Twenty-four hours after burying her, he was back in Iraq trying to figure out where the next suicide blast was coming from and paying yesterday’s enemies with good American cash so they’d kill extremists instead of U.S. troops. When the money eventually ran out Knox knew he didn’t want to be within five time zones of the place. Then he’d gone back to his safe room in the Green Zone and wept for the love of his life in the privacy of his own nightmares.

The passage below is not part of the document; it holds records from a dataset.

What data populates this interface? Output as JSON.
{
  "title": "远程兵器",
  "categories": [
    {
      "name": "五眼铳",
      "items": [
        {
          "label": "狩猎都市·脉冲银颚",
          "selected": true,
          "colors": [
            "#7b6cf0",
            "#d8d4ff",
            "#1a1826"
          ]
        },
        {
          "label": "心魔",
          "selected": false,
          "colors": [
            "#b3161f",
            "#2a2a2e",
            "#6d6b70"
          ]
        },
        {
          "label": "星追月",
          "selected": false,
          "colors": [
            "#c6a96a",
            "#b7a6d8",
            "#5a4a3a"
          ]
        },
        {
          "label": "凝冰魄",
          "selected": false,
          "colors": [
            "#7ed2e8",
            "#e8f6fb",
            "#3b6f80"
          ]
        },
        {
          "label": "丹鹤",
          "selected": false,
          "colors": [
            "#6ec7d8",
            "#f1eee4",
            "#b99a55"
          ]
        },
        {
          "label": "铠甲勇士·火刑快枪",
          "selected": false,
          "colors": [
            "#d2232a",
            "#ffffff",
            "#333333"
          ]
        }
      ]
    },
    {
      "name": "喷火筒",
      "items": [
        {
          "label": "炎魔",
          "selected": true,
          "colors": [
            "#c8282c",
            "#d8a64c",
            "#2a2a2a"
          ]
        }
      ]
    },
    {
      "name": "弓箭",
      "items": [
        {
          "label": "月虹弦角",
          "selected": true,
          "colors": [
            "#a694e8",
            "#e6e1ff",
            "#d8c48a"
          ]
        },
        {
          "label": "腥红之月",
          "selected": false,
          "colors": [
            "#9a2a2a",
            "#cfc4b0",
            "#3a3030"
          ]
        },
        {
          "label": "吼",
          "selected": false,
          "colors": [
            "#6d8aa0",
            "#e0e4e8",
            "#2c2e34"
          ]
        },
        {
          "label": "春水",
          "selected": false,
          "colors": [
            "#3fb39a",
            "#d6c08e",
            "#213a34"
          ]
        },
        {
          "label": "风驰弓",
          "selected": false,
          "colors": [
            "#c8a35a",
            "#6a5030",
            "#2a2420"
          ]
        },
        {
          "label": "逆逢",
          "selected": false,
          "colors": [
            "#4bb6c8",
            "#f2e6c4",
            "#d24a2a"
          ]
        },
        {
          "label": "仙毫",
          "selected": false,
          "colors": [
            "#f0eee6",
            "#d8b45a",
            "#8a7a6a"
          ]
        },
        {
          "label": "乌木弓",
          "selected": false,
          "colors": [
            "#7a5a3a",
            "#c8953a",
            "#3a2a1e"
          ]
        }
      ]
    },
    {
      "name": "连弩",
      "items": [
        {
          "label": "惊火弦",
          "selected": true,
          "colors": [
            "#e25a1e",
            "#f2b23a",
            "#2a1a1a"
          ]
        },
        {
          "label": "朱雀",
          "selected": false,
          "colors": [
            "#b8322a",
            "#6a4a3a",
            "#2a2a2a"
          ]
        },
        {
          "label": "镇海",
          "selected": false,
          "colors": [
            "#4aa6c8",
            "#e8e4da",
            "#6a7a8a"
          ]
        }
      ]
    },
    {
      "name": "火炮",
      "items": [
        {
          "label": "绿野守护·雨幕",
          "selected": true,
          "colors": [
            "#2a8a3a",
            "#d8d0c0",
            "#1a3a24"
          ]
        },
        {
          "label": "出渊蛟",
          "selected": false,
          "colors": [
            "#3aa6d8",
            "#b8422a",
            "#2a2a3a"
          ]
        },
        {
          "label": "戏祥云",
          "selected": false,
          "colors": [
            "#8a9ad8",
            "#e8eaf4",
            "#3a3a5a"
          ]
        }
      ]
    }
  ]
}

It had been more than a challenge and in the last year Knox had seriously contemplated retirement after talking his way out of the Middle East where no Muslim trusted anyone with light skin who held a firm belief in the supreme holiness of the Lord Jesus Christ. He’d pulled enough time. He could go out on his terms. He was actually on a short sabbatical when Hayes had called. And now look at him. And the same old question had raised its ugly head once more:
Will the sun come up for me tomorrow?
He walked into his kitchen, tossed his keys on the counter, opened the fridge and popped a beer. He sat down in his small study and considered what he did and didn’t know, the latter unfortunately being far more voluminous than the former. He slipped the pages from his pocket. He’d taken the two-page order with Macklin Hayes’ signature on it. It was probably a felony stealing government property but Knox really didn’t care at this point. He looked at the precise signature of the man.